C' è una nota di dolcezza struggente nella sguardo di Umberto Bossi, il vecchio Leone del Nord che si è rivisto alla Camera per le elezioni del presidente della Repubblica. Vale un romanzo la toccante immagine in bianco e nero che ha postato sui social il giornalista Massimo Maugeri: il Senatùr sulla sedia a rotelle salutato con affetto da Pierluigi Bersani nel cortile di Montecitorio.

Bossi in privato poteva stupire per bonarietà e timidezza, ma in realtà era il Barbaro spaventoso che si era mangiato la Prima Repubblica con picconate che avevano sbriciolato Dc e Psi. Nella foto con Bersani fuma seraficamente il sigaro, con la rassegnazione dell'anziano fuoriclasse escluso dai giochi che è già passato alla storia e non ha bisogno di affermarsi per il presente. Il fondatore della Lega ha 80 anni, mentre l'ex segretario Pd Bersani ne ha dieci di meno. Eppure anche lui si è ritagliato il ruolo della vecchia gloria, sopravvissuto ai veleni dei democratici e all'emorragia cerebrale che lo colse nel 2014. Prima di infilarsi in una deriva anti berlusconiana e di veterocomunismo di ritorno, il deputato di Leu aveva incarnato il moderno ministro riformista, in sintonia con il Nord, produttivo che sfornava privatizzazioni e liberalizzazioni. Ormai recita il ruolo del saggio rispettato a destra e mal tollerato tra i dem, e ha già annunciato che non si ricandiderà a fine legislatura. Entrambi, Umberto e Pier Luigi, hanno indossato le maschere popolari della Seconda Repubblica tra battute feroci e un gramelot linguistico intriso di sfumature padane.

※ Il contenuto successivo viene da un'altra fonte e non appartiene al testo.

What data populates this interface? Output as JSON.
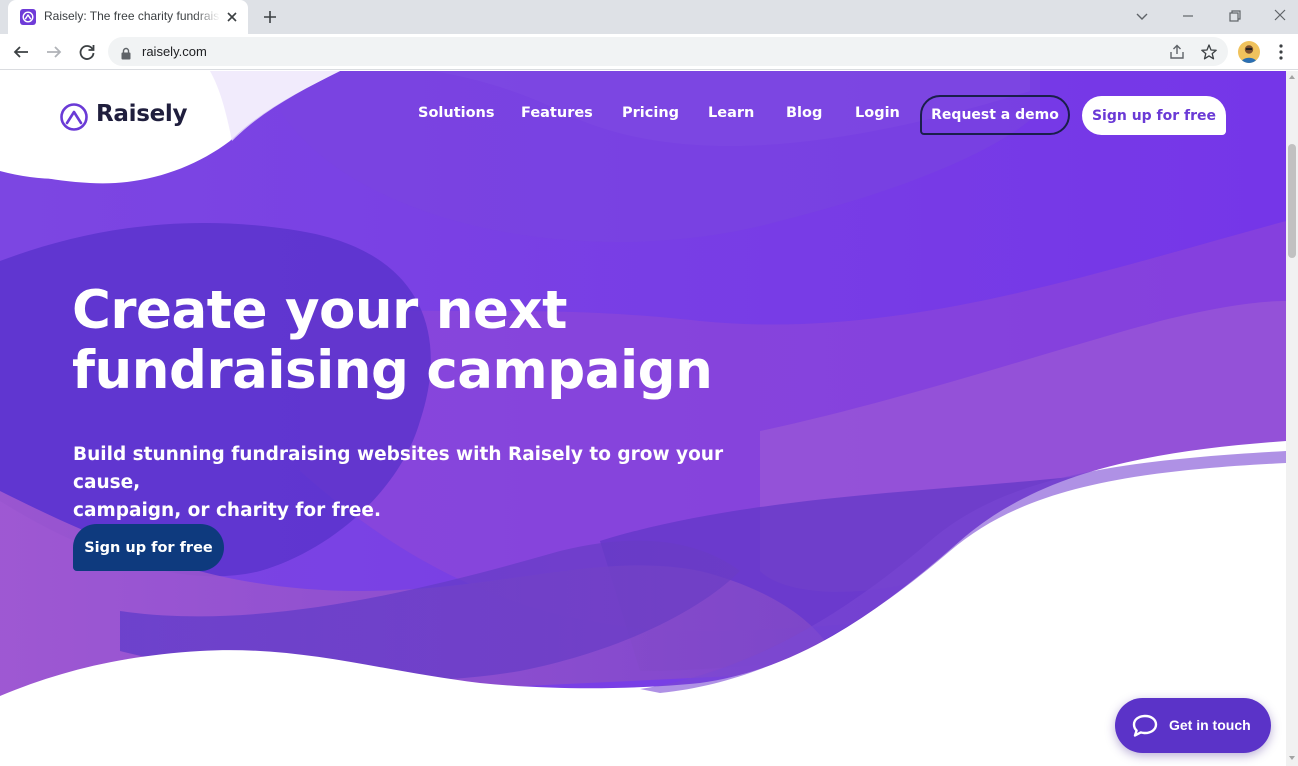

A sinistra Bersani è passato inosservato, sopportato come un soprammobile ereditato da faide interne che hanno visto in pochi anni la fuoriuscita dal Pd di tre segretari (D'Alema e Renzi i compagni di disavventure). Un brontolone fuori dal dibattito che al massimo può regalare un titolo brillante agli intervistatori. Invece nel mondo leghista il rientro di Bossi è stato vissuto con emozione, una macchina del tempo che ha riportato tutti a vent'anni fa, quando Salvini era un giovane consigliere comunale senza felpa e senza barba. Ieri mattina il Senatùr ha coronato il suo dissestato percorso interno alla Lega negli ultimi anni con una standing ovation che l'ha commosso. E per induzione i delegati leghisti sono esplosi in un applauso fragoroso per Silvio Berlusconi, la tessera numero uno esterna della Lega, l'alleato di ferro che faceva ingelosire Fini per il suo rapporto strettissimo con Bossi, Calderoli e Maroni. Tanto che all'epoca si diceva malignamente che la sede del governo non era Palazzo Chigi bensì Arcore, con le cene del lunedì sera. Anche il Cavaliere è fuori dalla partita del Quirinale, ma il Carroccio 4.0 di Salvini l'ha inserito di diritto nel Pantheon verde. Bisogna sempre guardare in avanti, ma alla fine non è così triste soffermarsi su un'istantanea in bianco e nero.

La sottile differenza tra il ricordo e il reducismo.